FIRST it was the Bamboo farmers’ market in Melville, then the Market on Main at Arts in downtown Joburg. Now it’s the Fashion Kapitol market in the CBD.

At present 16 or so seamstresses and tailors have stalls in the courtyard of the Kapitol, in the Fashion District, every Saturday from 10am to 2pm.

“It’s authentic Joburg wear,” says Rees Mann, the Fashion District mover and shaker. He sees the market growing in time, particularly as there is now a beauty salon and restaurant in the Kapitol.

The Kapitol, with Joburg’s first public outdoor fashion ramp, was launched in February this year with Joburg Fashion Week and Saturday, 10 December, saw the best student designs from the SewAfrica Training Centre on show.

Several buildings were demolished to create the exciting space, a square with 30 shops facing it, and an arcade linking Prichard and Market streets. In offices upstairs the Gordon Institute of Business Science has set up shop.

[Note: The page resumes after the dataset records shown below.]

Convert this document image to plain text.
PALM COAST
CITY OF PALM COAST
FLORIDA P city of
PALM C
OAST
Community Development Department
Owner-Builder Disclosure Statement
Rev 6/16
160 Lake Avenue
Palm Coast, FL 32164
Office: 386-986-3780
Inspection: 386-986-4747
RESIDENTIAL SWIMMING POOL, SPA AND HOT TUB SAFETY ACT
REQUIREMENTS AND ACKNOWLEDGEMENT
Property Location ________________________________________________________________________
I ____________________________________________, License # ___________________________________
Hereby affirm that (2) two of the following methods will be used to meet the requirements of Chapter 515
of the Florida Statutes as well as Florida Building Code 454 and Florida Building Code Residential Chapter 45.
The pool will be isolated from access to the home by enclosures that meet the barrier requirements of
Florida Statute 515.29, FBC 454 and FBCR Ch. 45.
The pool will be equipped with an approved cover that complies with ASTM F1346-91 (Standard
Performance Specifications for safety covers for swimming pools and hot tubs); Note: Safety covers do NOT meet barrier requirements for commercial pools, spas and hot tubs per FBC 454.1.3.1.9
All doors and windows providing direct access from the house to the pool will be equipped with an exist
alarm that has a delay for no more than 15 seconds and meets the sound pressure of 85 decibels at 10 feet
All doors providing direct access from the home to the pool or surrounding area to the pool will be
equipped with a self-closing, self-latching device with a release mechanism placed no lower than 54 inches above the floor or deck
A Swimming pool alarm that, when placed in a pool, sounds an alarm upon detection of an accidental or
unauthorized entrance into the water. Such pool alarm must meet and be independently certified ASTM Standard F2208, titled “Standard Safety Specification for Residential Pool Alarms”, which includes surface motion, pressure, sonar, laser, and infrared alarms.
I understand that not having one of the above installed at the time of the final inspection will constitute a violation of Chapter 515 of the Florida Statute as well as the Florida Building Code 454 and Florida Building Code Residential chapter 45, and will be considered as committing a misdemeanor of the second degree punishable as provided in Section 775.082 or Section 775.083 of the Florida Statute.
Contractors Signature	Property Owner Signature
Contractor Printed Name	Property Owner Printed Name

Medo, the Micro Enterprise Development Organisation, which connects large companies with emerging micro enterprises also has office space here.

The Kapitol takes up most of the block, which is situated in the heart of the district, comprising of about 26 blocks on the eastern edge of the CBD – bordered by Market, Kerk, Von Weilligh and End Streets.

The district houses over 300 fashion-related micro-businesses, with seamstresses and tailors from across southern Africa represented.

Fashion Shack

The Fashion Shack, Mann’s outlet for locally made clothing and accessories, mostly in shweshwe fabric, now houses a restaurant too. It is run by Jonathan Jorge and Emma Whittle, who have given their own interpretation to local cuisine with favourites like chicken and chakanaise (a mix of chakalaka and mayonnaise) half moon, inkukhu (chicken) burger and chips, or Shacky’s Kota (a version of a bunny chow).

Says Jorge: “This is very exciting. We have changed our perspective on the CBD – it is brilliant, we are comfortable with the inner city.” Jorge and Whittle have just returned from several years in the UK, working in high-end restaurants.

Their customers at the Fashion Shack are mostly passersby, but on Fridays and Saturdays they pull out a braai, and it has attracted business people from some of the local banks, and lawyers from the nearby Marble Towers.

“We get a lot of Dutch and German tourists,” explains Jorge.

Jorge and Whittle commissioned two Zimbabwean artists, Tenson Sibanda and Reason Ndlovu, to paint a large mural on the outside wall of the shack, depicting Joburg scenes.

Jorge and Whittle have brought in creative outdoor tables – a bath filled with water and covered with a sheet of glass, with several goldfish swimming beneath the glass, and a huge tyre levelled with a round sheet of glass. They have plans to expand the restaurant.

The beauty salon, which opens this week, is called Born Fire. It is owned by Afro-pop singer Ntando, and is situated above the Fashion Shack, in one of the heritage buildings on the site.

The Johannesburg Development Agency has pumped R25-million into the district: R9-million into creating the Kapitol, and R16-million into sprucing up the district with new paving, lighting and distinctive sewing emblems.